Consequências para a economia e para os mercados de Trump ter testado positivo para a COVID-19


Que ia ser uma campanha eleitoral atípica parecia claro, mas o facto de o presidente dos EUA estar infetado com o vírus introduz um novo fator de singularidade a um mês das eleições. Surgem muitas perguntas que geram muitas incertezas, como prova o comportamento dos mercados financeiros.

De acordo com Chris Iggo, diretor de Investimentos da AXA IM, a notícia de que tanto Trump como a sua esposa testaram positivo aumentou a sensação de incerteza a curto prazo em torno da situação política dos Estados Unidos. “Após os relatórios da semana passada sobre os assuntos fiscais do presidente, alguns opinam que a reeleição é ainda mais improvável agora. Não obstante, será importante ver o que dizem as sondagens. A campanha vai ser claramente afetada já que Trump não poderá aparecer em público nos debates nem nos comícios. Talvez use mais o Twitter”.

Neste momento o mundo não sabe se Trump está a sofrer algum dos sintomas da COVID-19. A um mês das eleições, foram abertos muitos cenários potenciais. “Muitas coisas, desde as relações entre os Estados Unidos e a China, a política fiscal pós-eleitoral, a relação do país com as instituições mundiais, o comércio, o progresso das mudanças climáticas ou a coesão social, dependem de como reaja um homem de 74 anos ao contrair o vírus que já tirou mais de um milhão de vidas em todo o mundo.

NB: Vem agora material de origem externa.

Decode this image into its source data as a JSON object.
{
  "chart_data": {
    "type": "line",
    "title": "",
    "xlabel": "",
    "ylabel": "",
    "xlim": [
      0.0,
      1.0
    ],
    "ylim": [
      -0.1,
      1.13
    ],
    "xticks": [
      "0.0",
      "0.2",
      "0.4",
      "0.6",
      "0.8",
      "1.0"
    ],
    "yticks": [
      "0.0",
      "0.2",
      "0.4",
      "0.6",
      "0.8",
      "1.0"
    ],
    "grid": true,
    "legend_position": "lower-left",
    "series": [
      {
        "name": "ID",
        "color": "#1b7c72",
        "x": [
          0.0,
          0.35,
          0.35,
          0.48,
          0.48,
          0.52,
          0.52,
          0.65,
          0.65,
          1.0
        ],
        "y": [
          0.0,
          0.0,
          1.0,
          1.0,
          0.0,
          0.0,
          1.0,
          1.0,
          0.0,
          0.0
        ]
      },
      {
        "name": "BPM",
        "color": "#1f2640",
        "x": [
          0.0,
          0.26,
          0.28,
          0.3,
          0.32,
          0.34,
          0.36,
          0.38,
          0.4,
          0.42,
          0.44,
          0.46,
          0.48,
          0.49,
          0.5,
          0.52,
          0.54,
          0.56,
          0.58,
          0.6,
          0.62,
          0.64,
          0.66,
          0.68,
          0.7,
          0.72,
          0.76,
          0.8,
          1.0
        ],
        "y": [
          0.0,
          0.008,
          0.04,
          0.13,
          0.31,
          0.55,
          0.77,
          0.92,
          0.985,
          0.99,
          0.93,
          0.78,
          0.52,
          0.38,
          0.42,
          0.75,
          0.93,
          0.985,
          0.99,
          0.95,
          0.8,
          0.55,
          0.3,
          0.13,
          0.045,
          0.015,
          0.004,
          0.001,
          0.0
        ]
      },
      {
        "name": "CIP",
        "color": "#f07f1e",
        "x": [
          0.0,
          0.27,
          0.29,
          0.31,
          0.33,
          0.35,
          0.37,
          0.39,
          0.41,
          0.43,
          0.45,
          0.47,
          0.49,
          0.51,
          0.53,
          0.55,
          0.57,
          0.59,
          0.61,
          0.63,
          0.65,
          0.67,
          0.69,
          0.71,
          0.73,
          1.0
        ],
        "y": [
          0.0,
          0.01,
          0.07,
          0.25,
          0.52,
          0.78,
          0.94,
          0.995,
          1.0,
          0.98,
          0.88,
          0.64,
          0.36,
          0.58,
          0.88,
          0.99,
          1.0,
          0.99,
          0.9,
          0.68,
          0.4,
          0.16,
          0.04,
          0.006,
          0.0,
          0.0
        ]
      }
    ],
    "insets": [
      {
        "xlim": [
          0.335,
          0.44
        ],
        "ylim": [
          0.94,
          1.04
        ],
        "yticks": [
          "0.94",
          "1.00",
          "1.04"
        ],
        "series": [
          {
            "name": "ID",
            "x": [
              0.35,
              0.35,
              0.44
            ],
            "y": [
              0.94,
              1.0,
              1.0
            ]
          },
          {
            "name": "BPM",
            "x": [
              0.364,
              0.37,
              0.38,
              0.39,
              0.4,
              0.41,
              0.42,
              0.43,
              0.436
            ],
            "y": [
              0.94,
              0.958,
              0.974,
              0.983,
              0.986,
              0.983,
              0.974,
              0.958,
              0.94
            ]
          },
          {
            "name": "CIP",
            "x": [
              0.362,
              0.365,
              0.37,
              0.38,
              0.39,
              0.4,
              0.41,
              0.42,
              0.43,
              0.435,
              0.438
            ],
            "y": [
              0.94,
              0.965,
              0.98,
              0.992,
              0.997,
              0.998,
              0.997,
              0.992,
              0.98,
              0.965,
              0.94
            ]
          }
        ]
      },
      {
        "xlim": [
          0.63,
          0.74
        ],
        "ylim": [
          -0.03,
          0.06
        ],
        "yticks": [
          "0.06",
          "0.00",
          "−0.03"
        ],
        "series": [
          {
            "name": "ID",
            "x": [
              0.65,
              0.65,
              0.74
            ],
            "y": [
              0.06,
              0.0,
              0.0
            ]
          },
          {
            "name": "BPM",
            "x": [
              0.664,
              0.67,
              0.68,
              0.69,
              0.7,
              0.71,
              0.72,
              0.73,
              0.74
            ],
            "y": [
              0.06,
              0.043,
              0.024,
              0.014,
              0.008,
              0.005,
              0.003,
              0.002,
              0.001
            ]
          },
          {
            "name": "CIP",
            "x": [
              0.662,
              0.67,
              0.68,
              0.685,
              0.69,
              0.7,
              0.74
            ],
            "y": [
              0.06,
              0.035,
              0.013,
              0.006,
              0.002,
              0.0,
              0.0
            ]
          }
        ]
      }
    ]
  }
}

Até com uma recuperação total, a notícia mudou a dinâmica das eleições. Poderá mudar a forma como alguns pretendem votar e como se reflete na natureza da atual Administração e do seu legado”, indica Iggo.

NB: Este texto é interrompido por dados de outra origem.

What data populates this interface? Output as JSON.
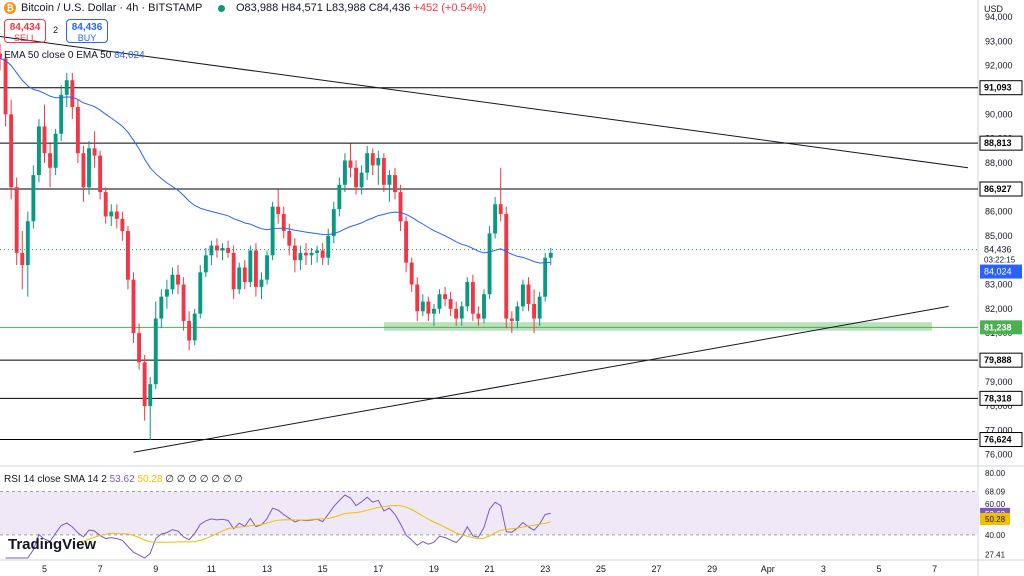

Para Esty Dwek, responsável global de estratégia de mercado da Natixis IM Solutions, “a grande pergunta gira em torno da próxima fase do estímulo fiscal, e se isto torna mais difícil chegar a um acordo de compromisso entre democratas e republicanos antes das eleições. Neste momento, continua a haver grandes diferenças entre ambas as partes e a prova positiva é que Trump é outra distração, que potencialmente reduz as possibilidades de um acordo”.

Quanto aos comícios, a especialista acredita que é demasiado cedo para dizer se vai afetar a eleição. “Realmente vai depender do quão doente (ou não) estiver o presidente dos Estados Unidos. Se não desenvolver sintomas, é provável que não haja diferenças. Se desenvolver, pode impactar a sua campanha e as suas mensagens. Não obstante, ambos os candidatos estão tão distantes que é provável que poucos mudem de lado baseando-se neste tema. Contudo, antecipamos um caminho acidentado para as eleições, e este é outro fator mais nessa direção, que não muda a nossa perspetiva construtiva a médio prazo”.

Stephanie Kelly, economista política da Aberdeen Standard Investments, também não sabe como é que esta situação vai afetar o caminho do magnata, dado que a sua base eleitoral é mais cética acerca do coronavírus. “Também não é claro quem mais poderá ter contraído o vírus. A lista de potenciais infetados é longa (Mnuchin, Pelosi, Biden, Meadows, congressistas…), mas é evidente que Joe Biden é o mais relevante para as eleições. Debateram a uma certa distância, mas o risco existe”, afirma. “Os debates serão postos em causa, incluindo o dos candidatos a vice-presidente, dependendo de se Mike Pence estiver infetado ou não”, coincide a especialista.